At least we won’t get tripped up like Hawaii
By Greg Waldock, Staff Writer
After the panic and subsequent backlash over Hawaii’s nuclear attack false alarm, many people decided it would be prudent to see if their own countries have something similar. Given that, it’s a touch surprising to learn that Canada has no method of instant warning over a nuclear launch, like texting or phone alarms—it only has the same TV and radio interruptions that served the last couple decades. Only in the past year has the Canadian federal government forced cell providers to allow for instant alarms.
Nuclear war preparedness in Canada has understandably fallen by the wayside since the days of the Cold War that began in the 50s. Canada in particular has relaxed quite a bit in the military department. America, as expected, has not: Incoming missile alarms have been part of standard operating procedures for years, especially in high risk areas such as Hawaii. In fact, the recent Canadian government requirement for such an alarm system is likely only due to increased Russia/America/China/Korea tensions over the past year or two. We just don’t seem to consider ourselves in any sort of great danger, and haven’t for a long time. Even NORAD, the controversial combined American-Canadian aerospace warning system, is focused more on drug trafficking than actual nuclear threats.
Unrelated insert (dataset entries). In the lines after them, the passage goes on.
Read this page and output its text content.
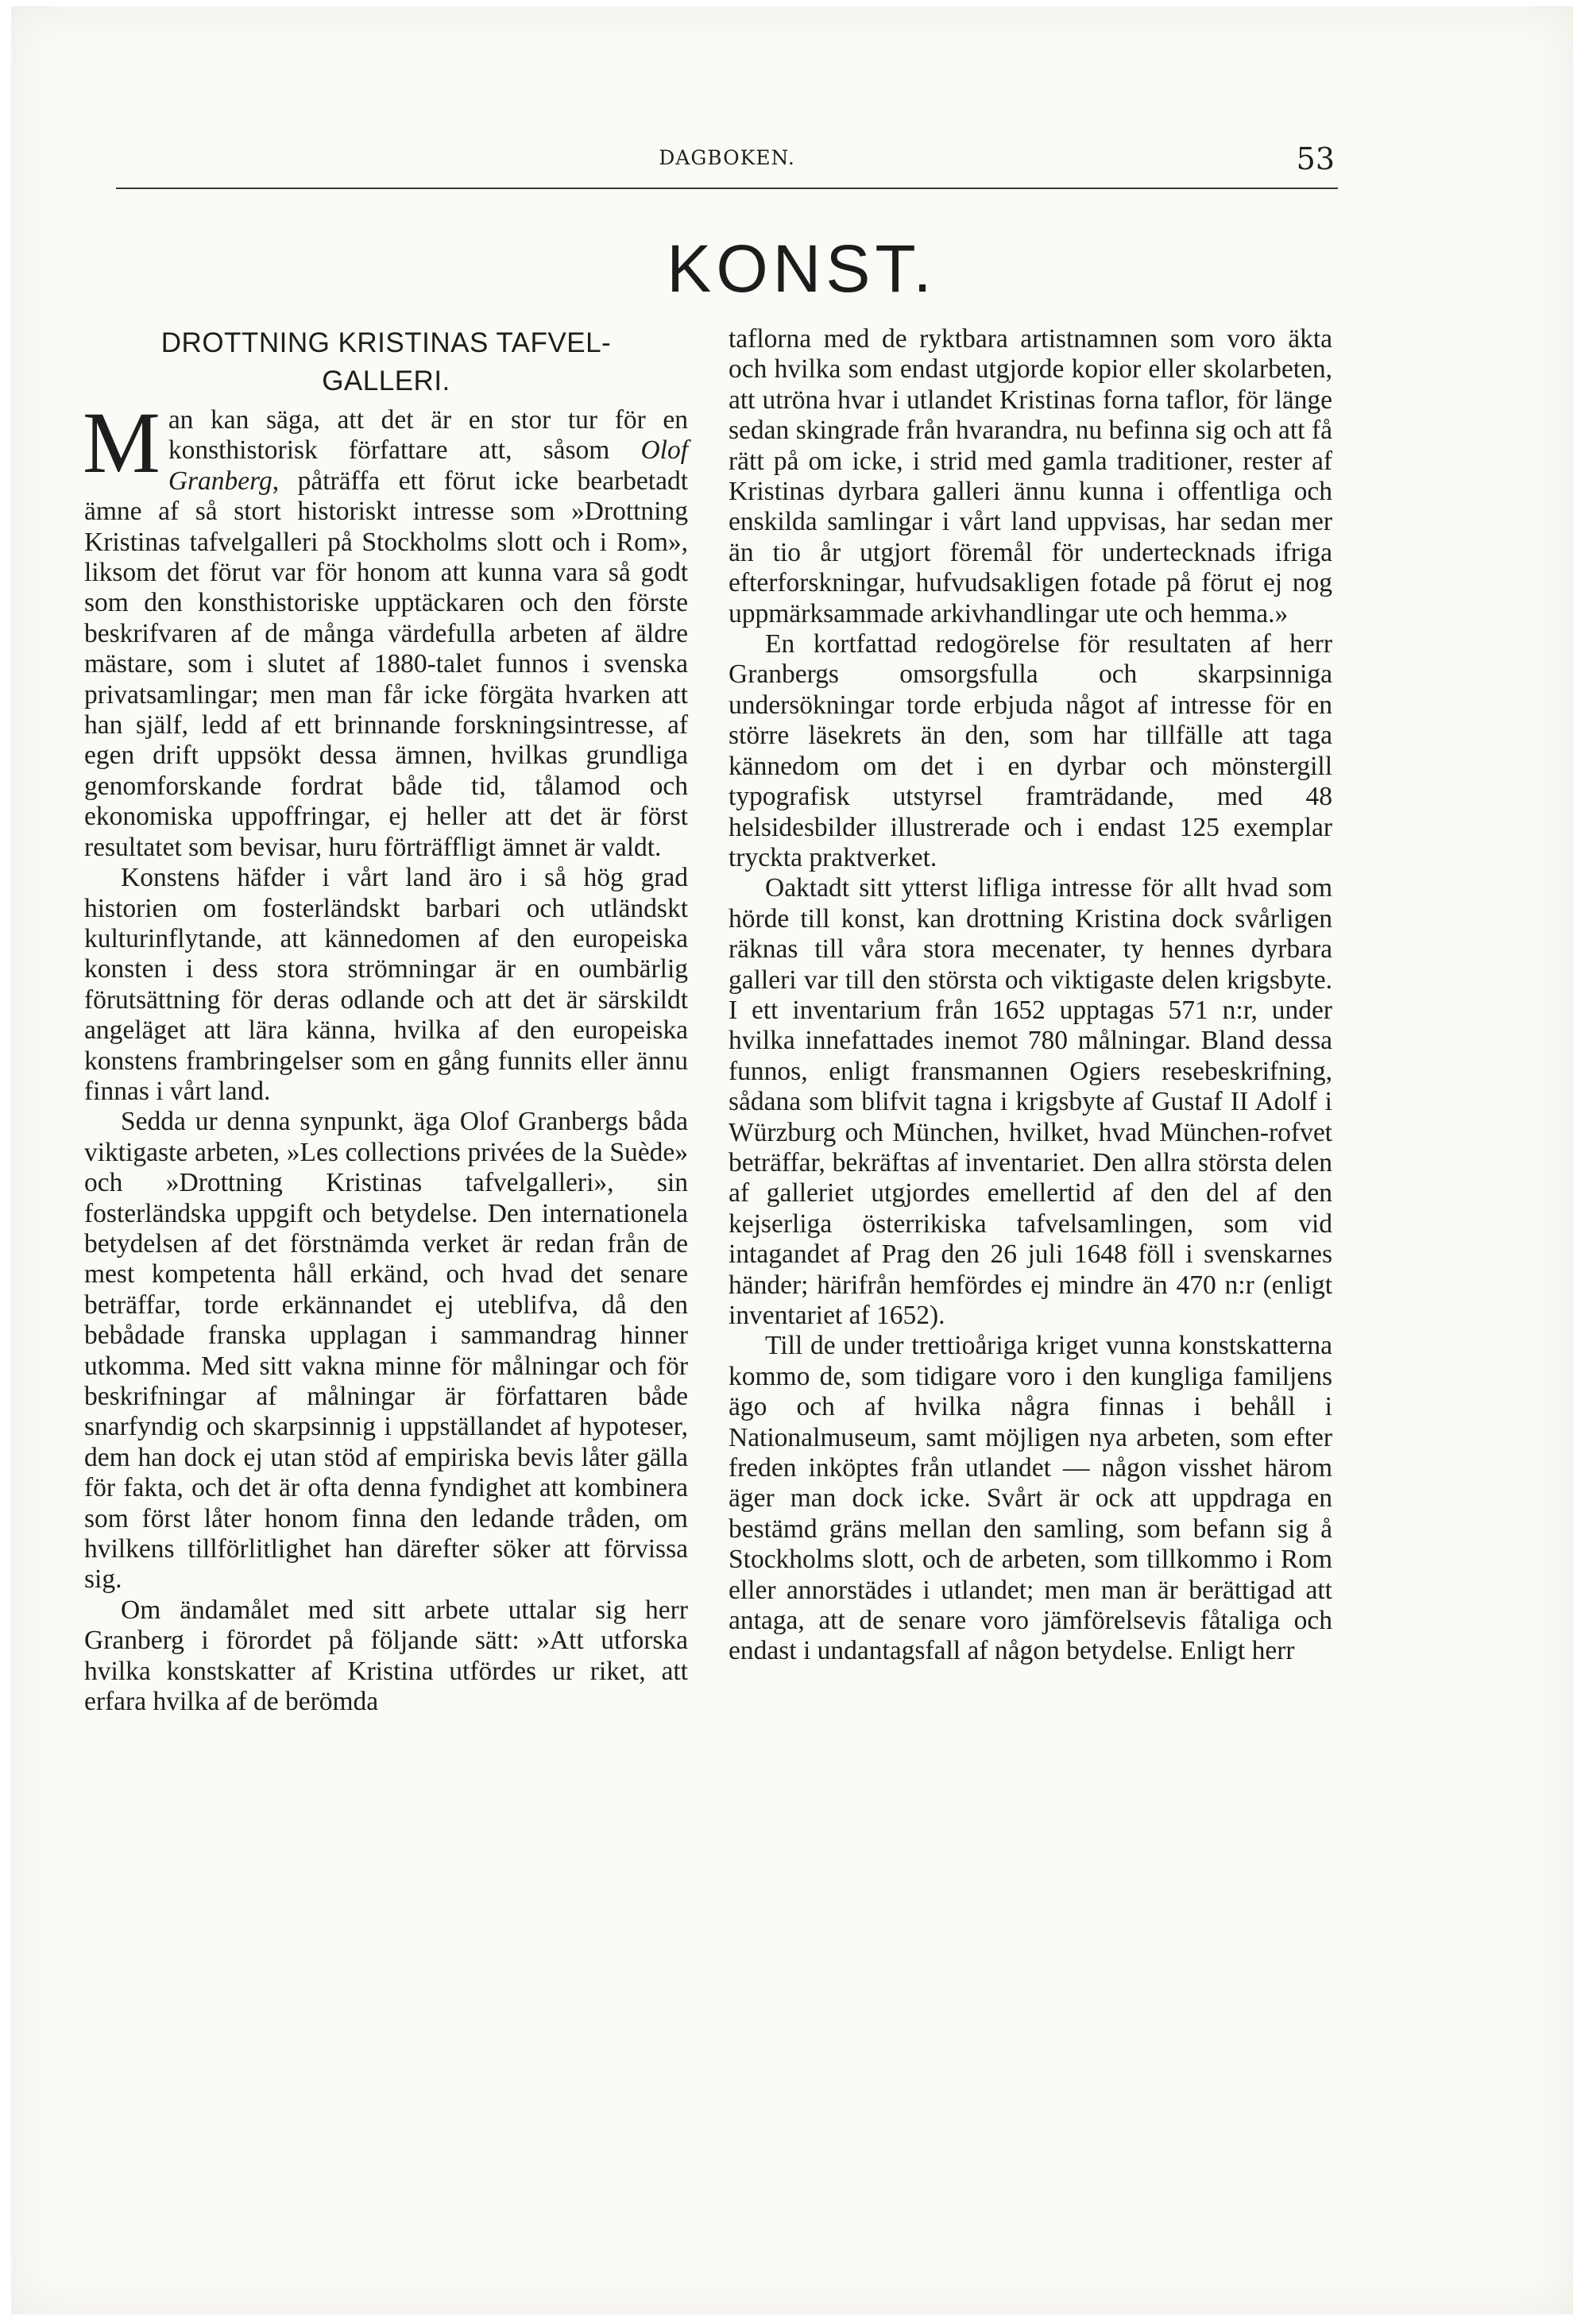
DAGBOKEN.	53
KONST.
DROTTNING KRISTINAS TAFVEL-
GALLERI.

Man kan säga, att det är en stor tur för en konsthistorisk författare att, såsom Olof Granberg, påträffa ett förut icke bearbetadt ämne af så stort historiskt intresse som »Drottning Kristinas tafvelgalleri på Stockholms slott och i Rom», liksom det förut var för honom att kunna vara så godt som den konsthistoriske upptäckaren och den förste beskrifvaren af de många värdefulla arbeten af äldre mästare, som i slutet af 1880-talet funnos i svenska privatsamlingar; men man får icke förgäta hvarken att han själf, ledd af ett brinnande forskningsintresse, af egen drift uppsökt dessa ämnen, hvilkas grundliga genomforskande fordrat både tid, tålamod och ekonomiska uppoffringar, ej heller att det är först resultatet som bevisar, huru förträffligt ämnet är valdt.

Konstens häfder i vårt land äro i så hög grad historien om fosterländskt barbari och utländskt kulturinflytande, att kännedomen af den europeiska konsten i dess stora strömningar är en oumbärlig förutsättning för deras odlande och att det är särskildt angeläget att lära känna, hvilka af den europeiska konstens frambringelser som en gång funnits eller ännu finnas i vårt land.

Sedda ur denna synpunkt, äga Olof Granbergs båda viktigaste arbeten, »Les collections privées de la Suède» och »Drottning Kristinas tafvelgalleri», sin fosterländska uppgift och betydelse. Den internationela betydelsen af det förstnämda verket är redan från de mest kompetenta håll erkänd, och hvad det senare beträffar, torde erkännandet ej uteblifva, då den bebådade franska upplagan i sammandrag hinner utkomma. Med sitt vakna minne för målningar och för beskrifningar af målningar är författaren både snarfyndig och skarpsinnig i uppställandet af hypoteser, dem han dock ej utan stöd af empiriska bevis låter gälla för fakta, och det är ofta denna fyndighet att kombinera som först låter honom finna den ledande tråden, om hvilkens tillförlitlighet han därefter söker att förvissa sig.

Om ändamålet med sitt arbete uttalar sig herr Granberg i förordet på följande sätt: »Att utforska hvilka konstskatter af Kristina utfördes ur riket, att erfara hvilka af de berömda

taflorna med de ryktbara artistnamnen som voro äkta och hvilka som endast utgjorde kopior eller skolarbeten, att utröna hvar i utlandet Kristinas forna taflor, för länge sedan skingrade från hvarandra, nu befinna sig och att få rätt på om icke, i strid med gamla traditioner, rester af Kristinas dyrbara galleri ännu kunna i offentliga och enskilda samlingar i vårt land uppvisas, har sedan mer än tio år utgjort föremål för undertecknads ifriga efterforskningar, hufvudsakligen fotade på förut ej nog uppmärksammade arkivhandlingar ute och hemma.»

En kortfattad redogörelse för resultaten af herr Granbergs omsorgsfulla och skarpsinniga undersökningar torde erbjuda något af intresse för en större läsekrets än den, som har tillfälle att taga kännedom om det i en dyrbar och mönstergill typografisk utstyrsel framträdande, med 48 helsidesbilder illustrerade och i endast 125 exemplar tryckta praktverket.

Oaktadt sitt ytterst lifliga intresse för allt hvad som hörde till konst, kan drottning Kristina dock svårligen räknas till våra stora mecenater, ty hennes dyrbara galleri var till den största och viktigaste delen krigsbyte. I ett inventarium från 1652 upptagas 571 n:r, under hvilka innefattades inemot 780 målningar. Bland dessa funnos, enligt fransmannen Ogiers resebeskrifning, sådana som blifvit tagna i krigsbyte af Gustaf II Adolf i Würzburg och München, hvilket, hvad München-rofvet beträffar, bekräftas af inventariet. Den allra största delen af galleriet utgjordes emellertid af den del af den kejserliga österrikiska tafvelsamlingen, som vid intagandet af Prag den 26 juli 1648 föll i svenskarnes händer; härifrån hemfördes ej mindre än 470 n:r (enligt inventariet af 1652).

Till de under trettioåriga kriget vunna konstskatterna kommo de, som tidigare voro i den kungliga familjens ägo och af hvilka några finnas i behåll i Nationalmuseum, samt möjligen nya arbeten, som efter freden inköptes från utlandet — någon visshet härom äger man dock icke. Svårt är ock att uppdraga en bestämd gräns mellan den samling, som befann sig å Stockholms slott, och de arbeten, som tillkommo i Rom eller annorstädes i utlandet; men man är berättigad att antaga, att de senare voro jämförelsevis fåtaliga och endast i undantagsfall af någon betydelse. Enligt herr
The framework for new emergency notifications already exists; in areas near nuclear power plants, texts messages are already a major part of the meltdown warning systems. Establishing something similar around major coastal population centers and military bases for a ballistic missile attack should be relatively easy to do. Given that, it may be a touch surprising that it doesn’t already exist, but if Hawaii is proof that it can work—as Hawaii already has something similar in place. Hawaii is also proof that it can fail. Much of our nuclear program is more manual and less computer-operated than most people suspect.
Hawaii’s system is a dead man’s switch, meaning that the watch station needs to be checked in on three times a day or the alarm automatically goes out. The understandably tight-lipped Emergency Management Agency has only said that an employee had pushed the wrong button during one of the shift changes, immediately triggering the alarm and causing a state-wide panic. The reliance on human operators prevents hacking and remote controlling of nuclear weapon and defense systems, but it opens the door for human error. That seems to be a PR disaster in waiting that the various Canadian governments over the years have felt comfortable avoiding until recently.
More information is likely to emerge over the coming year as the federal government, along with the Canadian militaries, American militaries, and NORAD attempts to build a Canadian instant public warning system. With Vancouver, Victoria, and the Canadian Forces Base in Esquimalt so close to each other, we in BC should hear a lot about it—though hopefully not by accident at eight in the morning.